My time in North Carolina was also great. I got to do what I love, and for the first time since I can remember, I was actually pleased with my performance in a show. I met a bunch of amazing people that I hope will stay in my life for a long time no matter their physical distance. I didn't have regular access to the internet so I re-learned what it was like to live my life without it, to an extent, and that felt right.
I think I was completely taken by surprise by my experience in North Carolina. I was not expecting to make as good friends as I did, and I was not expecting to be so affected by their sudden disappearance from my life when I moved back to New York. For years I haven't had a doubt that New York is where I want to live, and yet my return here was not as fulfilling as I thought it would be. The grass is always greener, because while in Raleigh I longed to be back in New York, and yes, coming back to New York was still great and exciting in certain ways, but I was completely unprepared to deal with how much I missed my experience and friends in Raleigh.
On top of that, returning to the audition scene in New York has also been very difficult. Coming off of the high of playing the lead in a regional production, it's frustrating to learn that that doesn't count for anything. In any normal career path, a good job leads to a better one, and so on and so on. That is not the case here. I'm on a level playing field with everyone else I see at these auditions, and I don't have a 3-hour long show to prove that I can perform. I have approximately 1 minute to show what I can do, and especially when auditioning for full seasons, I find it incredibly challenging to figure out how to best show myself off.

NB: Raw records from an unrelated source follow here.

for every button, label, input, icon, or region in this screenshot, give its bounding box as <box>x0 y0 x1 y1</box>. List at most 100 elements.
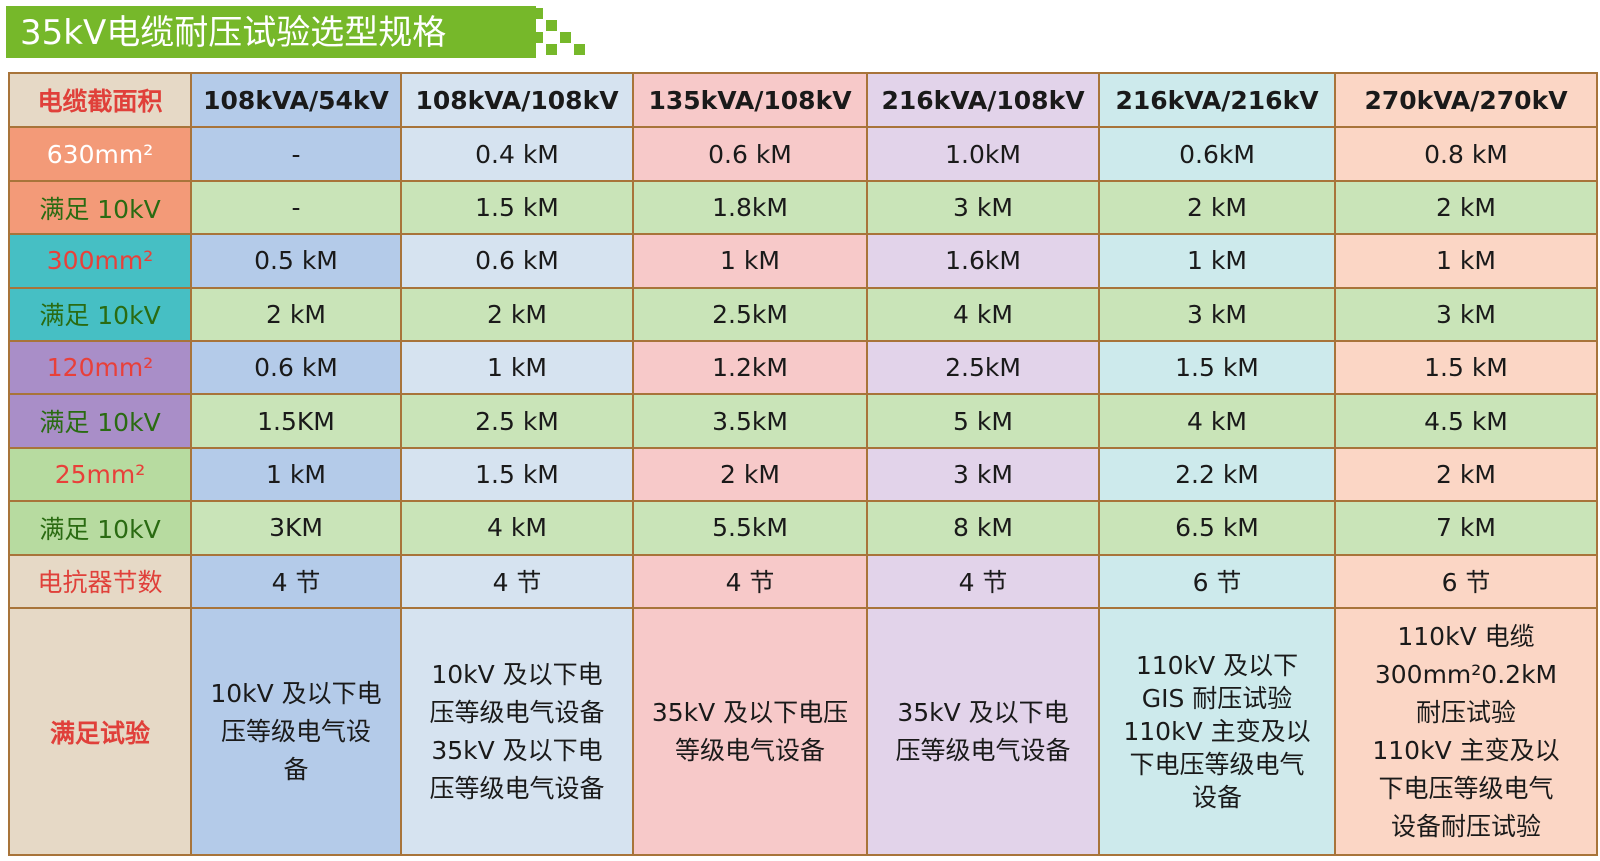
table-cell: 3 kM <box>1334 286 1598 343</box>
test-cell: 110kV 及以下 GIS 耐压试验 110kV 主变及以 下电压等级电气 设备 <box>1098 607 1336 856</box>
row-label: 满足 10kV <box>8 179 192 236</box>
table-row: 满足 10kV 2 kM 2 kM 2.5kM 4 kM 3 kM 3 kM <box>8 286 1598 343</box>
test-line: 300mm²0.2kM <box>1374 659 1558 689</box>
table-cell: 2 kM <box>632 446 868 503</box>
row-label: 300mm² <box>8 233 192 289</box>
table-cell: 1.5 kM <box>400 446 634 503</box>
test-cell: 10kV 及以下电 压等级电气设 备 <box>190 607 402 856</box>
test-line: 设备耐压试验 <box>1390 811 1541 841</box>
table-row: 630mm² - 0.4 kM 0.6 kM 1.0kM 0.6kM 0.8 k… <box>8 126 1598 182</box>
row-label: 满足 10kV <box>8 286 192 343</box>
table-row: 300mm² 0.5 kM 0.6 kM 1 kM 1.6kM 1 kM 1 k… <box>8 233 1598 289</box>
table-cell: 1 kM <box>1098 233 1336 289</box>
table-cell: 2 kM <box>190 286 402 343</box>
row-label: 电抗器节数 <box>8 553 192 610</box>
test-line: 等级电气设备 <box>674 735 825 765</box>
table-cell: 5.5kM <box>632 500 868 556</box>
test-line: GIS 耐压试验 <box>1141 684 1293 714</box>
reactor-row: 电抗器节数 4 节 4 节 4 节 4 节 6 节 6 节 <box>8 553 1598 610</box>
table-cell: 5 kM <box>866 393 1100 449</box>
table-row: 120mm² 0.6 kM 1 kM 1.2kM 2.5kM 1.5 kM 1.… <box>8 340 1598 396</box>
table-cell: 1.8kM <box>632 179 868 236</box>
pixel-decoration-icon <box>520 6 600 58</box>
column-header: 135kVA/108kV <box>632 71 868 129</box>
page-title: 35kV电缆耐压试验选型规格 <box>20 13 447 53</box>
table-row: 25mm² 1 kM 1.5 kM 2 kM 3 kM 2.2 kM 2 kM <box>8 446 1598 503</box>
table-cell: 0.5 kM <box>190 233 402 289</box>
table-cell: 8 kM <box>866 500 1100 556</box>
test-line: 10kV 及以下电 <box>431 659 603 689</box>
column-header: 108kVA/108kV <box>400 71 634 129</box>
test-line: 110kV 及以下 <box>1135 651 1299 681</box>
table-cell: 1 kM <box>400 340 634 396</box>
header-row: 电缆截面积 108kVA/54kV 108kVA/108kV 135kVA/10… <box>8 71 1598 129</box>
row-label: 630mm² <box>8 126 192 182</box>
table-cell: 1.5KM <box>190 393 402 449</box>
table-cell: 4 节 <box>190 553 402 610</box>
test-line: 下电压等级电气 <box>1129 750 1305 780</box>
table-cell: 1.2kM <box>632 340 868 396</box>
table-cell: 6.5 kM <box>1098 500 1336 556</box>
column-header: 216kVA/216kV <box>1098 71 1336 129</box>
table-cell: 2.5 kM <box>400 393 634 449</box>
table-row: 满足 10kV 3KM 4 kM 5.5kM 8 kM 6.5 kM 7 kM <box>8 500 1598 556</box>
test-line: 设备 <box>1191 783 1242 813</box>
test-line: 110kV 主变及以 <box>1123 717 1311 747</box>
test-line: 压等级电气设备 <box>429 697 605 727</box>
table-cell: 6 节 <box>1334 553 1598 610</box>
table-cell: 3KM <box>190 500 402 556</box>
table-cell: - <box>190 126 402 182</box>
table-cell: 1 kM <box>190 446 402 503</box>
column-header: 216kVA/108kV <box>866 71 1100 129</box>
title-bar: 35kV电缆耐压试验选型规格 <box>6 6 536 58</box>
test-line: 110kV 电缆 <box>1397 621 1535 651</box>
test-line: 110kV 主变及以 <box>1372 735 1560 765</box>
test-line: 压等级电气设 <box>220 716 371 746</box>
table-cell: 4 kM <box>400 500 634 556</box>
table-cell: 2 kM <box>1334 446 1598 503</box>
column-header: 270kVA/270kV <box>1334 71 1598 129</box>
table-cell: 1.6kM <box>866 233 1100 289</box>
test-line: 压等级电气设备 <box>895 735 1071 765</box>
table-cell: 4 kM <box>1098 393 1336 449</box>
row-label: 120mm² <box>8 340 192 396</box>
test-line: 备 <box>283 754 309 784</box>
test-line: 10kV 及以下电 <box>210 678 382 708</box>
spec-table: 电缆截面积 108kVA/54kV 108kVA/108kV 135kVA/10… <box>8 71 1598 856</box>
table-cell: 3 kM <box>1098 286 1336 343</box>
table-cell: 3 kM <box>866 446 1100 503</box>
table-cell: 0.6 kM <box>400 233 634 289</box>
test-line: 35kV 及以下电 <box>431 735 603 765</box>
table-row: 满足 10kV 1.5KM 2.5 kM 3.5kM 5 kM 4 kM 4.5… <box>8 393 1598 449</box>
row-label: 满足 10kV <box>8 500 192 556</box>
row-label: 25mm² <box>8 446 192 503</box>
table-cell: 1.0kM <box>866 126 1100 182</box>
row-label: 满足 10kV <box>8 393 192 449</box>
test-cell: 35kV 及以下电 压等级电气设备 <box>866 607 1100 856</box>
table-cell: 2 kM <box>400 286 634 343</box>
test-line: 压等级电气设备 <box>429 773 605 803</box>
test-line: 下电压等级电气 <box>1378 773 1554 803</box>
table-cell: 6 节 <box>1098 553 1336 610</box>
table-cell: 4 节 <box>866 553 1100 610</box>
table-cell: 2 kM <box>1098 179 1336 236</box>
table-cell: 2.5kM <box>866 340 1100 396</box>
table-cell: 1.5 kM <box>400 179 634 236</box>
table-cell: 0.4 kM <box>400 126 634 182</box>
header-label: 电缆截面积 <box>8 71 192 129</box>
table-cell: 0.6kM <box>1098 126 1336 182</box>
table-cell: 1.5 kM <box>1098 340 1336 396</box>
test-cell: 110kV 电缆 300mm²0.2kM 耐压试验 110kV 主变及以 下电压… <box>1334 607 1598 856</box>
test-cell: 35kV 及以下电压 等级电气设备 <box>632 607 868 856</box>
table-cell: 2 kM <box>1334 179 1598 236</box>
test-line: 35kV 及以下电压 <box>651 697 849 727</box>
row-label: 满足试验 <box>8 607 192 856</box>
table-cell: 4 kM <box>866 286 1100 343</box>
table-cell: 0.8 kM <box>1334 126 1598 182</box>
table-row: 满足 10kV - 1.5 kM 1.8kM 3 kM 2 kM 2 kM <box>8 179 1598 236</box>
column-header: 108kVA/54kV <box>190 71 402 129</box>
table-cell: 4 节 <box>632 553 868 610</box>
table-cell: 1 kM <box>1334 233 1598 289</box>
test-cell: 10kV 及以下电 压等级电气设备 35kV 及以下电 压等级电气设备 <box>400 607 634 856</box>
tests-row: 满足试验 10kV 及以下电 压等级电气设 备 10kV 及以下电 压等级电气设… <box>8 607 1598 856</box>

For Prather, they were casting around 13 shows, but I felt I was most right for 2 of them: RENT and Big River. I didn't think I had an audition song that was right for both of them, so I decided to split the difference and sing a song that could kind of work for either. My plan backfired. Instead of picturing me for either show, the people behind the table noticed all the tap on my resume and asked me to return for the dance callback. They were interested in me for the ensemble of their shows, which is a joke because I don't have those talents. I didn't make it past the first round of dancing. Joel tailored his audition for RENT and ended up getting a vocal callback for a part in that show. I should have thought that one through, based on what everyone says about casting directors having no imagination.
For Carnival Cruise Lines, they were hiring for lead singers for their fleet of ships. I never thought I would be hired by a cruise ship, but somehow I convinced myself that maybe I actually am right for it. I am tall, I do sing well, and I also think that I can engage an audience pretty effectively. The auditioners told us before they started seeing people that if they didn't think we were a good fit, they would return our headshots and resumes as a courtesy. I thought that was a great policy, because it meant that we knew right away if we weren't being considered, and because it meant we got to reuse those headshots. What I didn't realize was that they would hand them back to us right in the room, which was a little bit humiliating. Especially because I felt that I sang really well in my audition! I've realized that they were looking for a type of presence that I just don't have, which is fine, but rejection is still rejection. Though I rationally know that I just wasn't what they were looking for, I can't pretend that I like being told that.
Balancing auditions, working in the Bronx, seeing my friends, taking dance classes, and getting to the gym has also been tough, especially considering that my new neighborhood comes complete with none of those things (except a couple of my friends, which is nice). I haven't even gotten to any dance classes yet, and in the almost three weeks that I've been in New York I've only been to 2 auditions and to the gym 3 times. It's tougher to see my friends when getting home is so much more of a hassle. I have to learn to negotiate all of these things and still feel like I'm not missing anything. And I haven't even thought about any kind of love life...
So that's where I am right now. Maybe I'm just a bit overwhelmed by it all and I'll fall into my groove soon. I haven't even been back in New York for 20 days yet. The 7 weeks I spent in Raleigh felt very stable--in that time I interacted with about 25 people and that's it, and spent almost every waking minute with 2 of them. My return to New York has maybe been a tad disorienting, not having this community that inundated my life. I guess I just have to create that community for myself here.